Reading in remote data sources into Drupal 7 part one – the custom code way

I’ve been looking at integrating a variety of different data sources in a Drupal project for various reasons but generally from the perspective of pulling data from existing sources. These do not necessarily go into the same system and equally, only parts may be required for by differing systems.

In a way, I am trying to move towards a publish once, pull any where model using web services (and a message queue where necessary but it would over kill here).

Since I was on a day off,  I thought I would spend some time digging around and having a play. I have been putting stuff together for SugarCRM (using YUI in a Cloud Connector) but thought it would be fun to pull the same data through into a Drupal 7 instance. A little searching took me to this post by Larry Garfield, Remote Data in Drupal: Museums and the Web 2009, which offers some useful information.

So why not dive in and use the Services module?

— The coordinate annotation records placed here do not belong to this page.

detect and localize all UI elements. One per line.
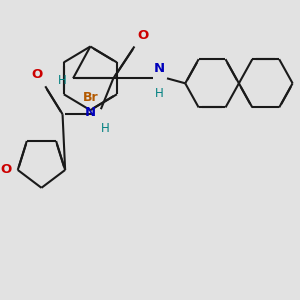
Text: O: O [1, 164, 12, 176]
Text: O: O [137, 28, 148, 41]
Text: H: H [155, 87, 164, 100]
Text: N: N [85, 106, 96, 119]
Text: Br: Br [82, 91, 98, 104]
Text: O: O [31, 68, 42, 81]
Text: N: N [154, 62, 165, 75]
Text: H: H [58, 74, 66, 87]
Text: H: H [101, 122, 110, 135]
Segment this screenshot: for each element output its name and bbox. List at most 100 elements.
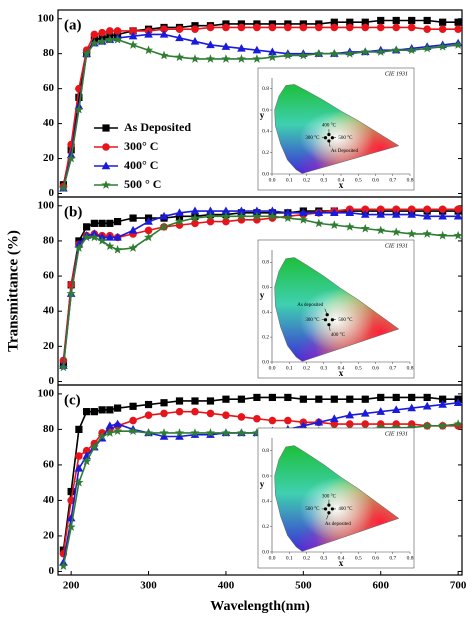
data-point xyxy=(267,52,277,62)
inset-x-tick-label: 0.2 xyxy=(303,365,310,371)
inset-y-tick-label: 0.2 xyxy=(262,334,269,340)
inset-x-tick-label: 0.2 xyxy=(303,555,310,561)
data-point xyxy=(221,428,231,437)
data-point xyxy=(113,232,122,241)
data-point xyxy=(221,42,231,50)
data-point xyxy=(105,428,115,437)
inset-x-tick-label: 0.8 xyxy=(407,177,414,183)
data-point xyxy=(206,397,215,405)
data-point xyxy=(267,211,277,221)
panel-label: (a) xyxy=(64,17,82,33)
data-point xyxy=(98,219,106,227)
data-point xyxy=(438,25,447,34)
data-point xyxy=(330,23,339,32)
data-point xyxy=(284,393,292,402)
inset-x-label: x xyxy=(339,180,344,190)
data-point xyxy=(329,48,339,58)
panel-label: (b) xyxy=(64,204,82,220)
data-point xyxy=(345,222,355,231)
data-point xyxy=(89,38,99,48)
data-point xyxy=(360,223,370,233)
data-point xyxy=(90,30,99,39)
data-point xyxy=(191,25,199,34)
data-point xyxy=(113,244,123,254)
data-point xyxy=(206,409,215,418)
chromaticity-label: 500 °C xyxy=(338,318,353,323)
data-point xyxy=(175,212,184,220)
y-tick-label: 80 xyxy=(43,423,55,435)
data-point xyxy=(175,397,184,405)
data-point xyxy=(67,146,75,154)
data-point xyxy=(392,393,400,402)
legend-marker xyxy=(101,180,111,189)
data-point xyxy=(144,400,153,409)
inset-x-tick-label: 0.7 xyxy=(389,365,396,371)
data-point xyxy=(345,420,354,428)
data-point xyxy=(113,404,122,412)
y-tick-label: 100 xyxy=(38,12,55,24)
data-point xyxy=(83,223,91,231)
inset-x-tick-label: 0.0 xyxy=(269,177,276,183)
data-point xyxy=(330,18,338,26)
inset-y-label: y xyxy=(260,290,265,300)
data-point xyxy=(129,214,137,222)
data-point xyxy=(438,211,447,220)
chromaticity-point xyxy=(327,132,331,137)
data-point xyxy=(106,219,114,227)
data-point xyxy=(175,208,184,217)
inset-x-tick-label: 0.1 xyxy=(286,177,293,183)
data-point xyxy=(346,18,354,26)
data-point xyxy=(75,452,83,460)
spectral-locus xyxy=(274,445,400,552)
data-point xyxy=(128,225,138,234)
chromaticity-label: 400 °C xyxy=(331,333,346,338)
chromaticity-point xyxy=(330,136,334,140)
y-tick-label: 40 xyxy=(43,305,55,317)
data-point xyxy=(128,31,138,40)
data-point xyxy=(439,395,447,403)
data-point xyxy=(190,213,200,222)
data-point xyxy=(159,431,169,440)
inset-title: CIE 1931 xyxy=(385,431,408,437)
data-point xyxy=(345,208,355,217)
data-point xyxy=(90,408,98,416)
data-point xyxy=(422,421,432,430)
data-point xyxy=(299,395,307,403)
data-point xyxy=(376,210,386,218)
data-point xyxy=(252,211,262,221)
data-point xyxy=(98,406,106,414)
data-point xyxy=(376,407,386,415)
data-point xyxy=(438,41,448,51)
inset-y-tick-label: 0.4 xyxy=(262,499,269,505)
data-point xyxy=(97,236,107,245)
inset-x-tick-label: 0.5 xyxy=(355,177,362,183)
data-point xyxy=(143,428,154,437)
y-tick-label: 0 xyxy=(49,375,55,387)
chromaticity-label: 400 °C xyxy=(338,507,353,512)
data-point xyxy=(376,225,386,235)
inset-x-tick-label: 0.4 xyxy=(338,365,345,371)
chromaticity-point xyxy=(327,511,331,515)
data-point xyxy=(113,34,123,44)
data-point xyxy=(253,393,261,402)
data-point xyxy=(190,36,200,45)
data-point xyxy=(128,243,138,252)
data-point xyxy=(423,205,431,214)
data-point xyxy=(160,409,168,418)
inset-x-tick-label: 0.0 xyxy=(269,365,276,371)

For starters, I want to experiment and find a way of doing this myself. Secondly, my impression of Services is that it is a great way of providing Web Services so that other applications can use Drupal but does not consume them – it may be an answer for another project. As per the Services handbook page on:

Services is a standardized API for Drupal that allows you to create “services”, or a collection of methods, intended for consumption by remote applications.

Larry Garfield takes the time in his post to outline three ways of viewing data in Drupal. There does seem to be a certain undercurrent of Drupal being the primary system for consuming data in his post which I think were his use cases whereas mine is that Drupal is one of other systems potentially consuming the data. This is why I am sort of ignoring the third option (wipe/rebuild import) for now. It may be useful later if the data was only ever going to be consumed by one system but right now this means that your system may have two copies of the same data. The very problem that I am trying to get away from!. Of course, an option might be to import it into Drupal then to publish with Services. This however defeats a certain point if using remote data sources, which is that I am interested in providing/showing a unified set of data web services. This later might be of use in building a data repository with Drupal (but that really is another project!).

My first attempt at this is the easier version of setting up a module which has functions to read the remote data source and return the data as an array to Drupal. It then has functions to explore the data and then theme it, in keeping with how Drupal should work (and other decently worked out modules). The layers of logic are separated. Since I am only interested in proving the idea, I have not worried too much about the notion of routing and transforming. For now, I’m trying to get a simple page working with a table. Since this is data, we really want or need more interesting things to happen to it but again that would be another day. The first option merely pulls in data and the Drupal theming layer takes over.

No nodes are created and the data is constantly being pulled across from the service. This does present a performance issue since no caching is involved here. For now, this is not an issue.

For display purposes, I wrapped the data into theme_table function to output a simple table. For production purposes, I would probably be better of creating my own theme template to absolutely control the output. Better still (and this is a completely different topic), I could find a story to tell with my data and, since it is largely numeric, use charts and graphs (jQuery and so on here I come!) to pull out patterns for the user.

Looking at the network profiler in Chrome, it would appear the while call took 703ms. The web service took 539 ms to respond and 74ms to receive the JSON data. During the remaining 164 ms after the waiting was over and the data had been received and was being processed, the remaining time was spent calling the Javascript and theme functions.

Now to be fair, the web service it is calling is unoptimised and would probably be a little faster on a server but it hints at the major issue for constantly going back to the web service. The page is slightly at the mercy of the back-end service and any or no caching. I don’t have any on this test case but a production API should do.

Despite the fact that you would need to write a fair amount of custom code to do this, there is a flexibility that is gained to control what happens to the data.

The next method to try would be what Larry Garfield calls ‘Lazy bridge nodes’ which builds on this first, loose version to try and leverage the power of Drupal’s internals to help the developer. Hopefully this will give me both the flexibility of custom code but also be to hook into any contributed modules and node methods to pull out the data and make it useful for the reader.